I’ll find my sew-jo somewhere. I am nothing if not disciplined. And it’s a lot like writer’s block. Sometimes you just have to fake it until you make it. I am glad to be working on the embroidery projects again, though. I worked on my embroidered chicken project last night. It’s not to the fancy embellishment stage yet, so I have nothing interesting to show you.

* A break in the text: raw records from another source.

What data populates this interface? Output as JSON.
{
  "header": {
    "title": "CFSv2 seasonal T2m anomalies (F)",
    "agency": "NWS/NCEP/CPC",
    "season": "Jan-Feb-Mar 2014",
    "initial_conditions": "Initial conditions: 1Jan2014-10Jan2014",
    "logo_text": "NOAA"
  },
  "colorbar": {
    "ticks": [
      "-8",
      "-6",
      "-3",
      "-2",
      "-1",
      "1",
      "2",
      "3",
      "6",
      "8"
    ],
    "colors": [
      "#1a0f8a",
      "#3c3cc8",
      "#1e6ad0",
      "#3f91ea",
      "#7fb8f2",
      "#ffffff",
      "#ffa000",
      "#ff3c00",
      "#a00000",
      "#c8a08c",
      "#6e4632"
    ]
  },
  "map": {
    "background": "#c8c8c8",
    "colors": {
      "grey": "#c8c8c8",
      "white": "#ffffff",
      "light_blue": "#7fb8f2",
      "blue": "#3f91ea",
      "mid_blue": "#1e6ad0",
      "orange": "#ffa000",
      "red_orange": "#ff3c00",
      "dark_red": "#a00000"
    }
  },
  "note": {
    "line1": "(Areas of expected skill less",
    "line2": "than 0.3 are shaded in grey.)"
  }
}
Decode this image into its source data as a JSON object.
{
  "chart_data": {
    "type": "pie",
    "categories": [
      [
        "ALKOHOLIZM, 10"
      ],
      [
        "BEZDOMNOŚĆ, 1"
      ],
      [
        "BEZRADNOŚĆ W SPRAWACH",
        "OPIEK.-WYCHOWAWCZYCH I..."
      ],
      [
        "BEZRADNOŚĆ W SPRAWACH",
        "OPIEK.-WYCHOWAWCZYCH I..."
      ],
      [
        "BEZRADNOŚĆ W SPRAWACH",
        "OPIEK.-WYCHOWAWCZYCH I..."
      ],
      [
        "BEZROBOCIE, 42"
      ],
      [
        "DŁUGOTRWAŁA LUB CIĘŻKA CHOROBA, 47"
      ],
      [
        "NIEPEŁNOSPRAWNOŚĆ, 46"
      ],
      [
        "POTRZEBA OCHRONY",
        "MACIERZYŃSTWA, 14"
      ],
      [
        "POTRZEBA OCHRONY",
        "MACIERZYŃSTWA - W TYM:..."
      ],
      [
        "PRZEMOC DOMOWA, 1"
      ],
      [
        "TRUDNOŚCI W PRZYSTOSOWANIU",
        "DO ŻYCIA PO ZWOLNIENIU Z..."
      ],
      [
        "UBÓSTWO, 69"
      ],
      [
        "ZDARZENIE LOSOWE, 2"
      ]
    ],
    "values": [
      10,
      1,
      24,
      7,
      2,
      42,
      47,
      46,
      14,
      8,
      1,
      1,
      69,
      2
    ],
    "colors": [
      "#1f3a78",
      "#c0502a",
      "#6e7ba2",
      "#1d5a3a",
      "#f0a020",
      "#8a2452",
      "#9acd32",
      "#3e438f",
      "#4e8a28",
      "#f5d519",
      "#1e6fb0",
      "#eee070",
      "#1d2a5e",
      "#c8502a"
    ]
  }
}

The annual spring invasion of the forest animals has begun in earnest. We have a female flicker who has decided that the metal ridge cap of the house would be a great place to try to find bugs. (The husband reminds me that bird brains are not very large.) She starts up at 7 am every morning. It sounds like someone is jackhammering our roof. We have not figured out how to dissuade her. This has been going on for about two weeks now. There is also a very persistent, very opinionated stellar jay who lets me know that he is unhappy when his daily ration of cracked corn is late. The male turkeys seem to have moved on and left the females here by themselves. (No doubt the females are relieved.) I need to get my hummingbird feeders filled and hung up, although if I were a hummingbird, I would stay south for a few more weeks yet.

No bears yet, although we’ve heard they are out.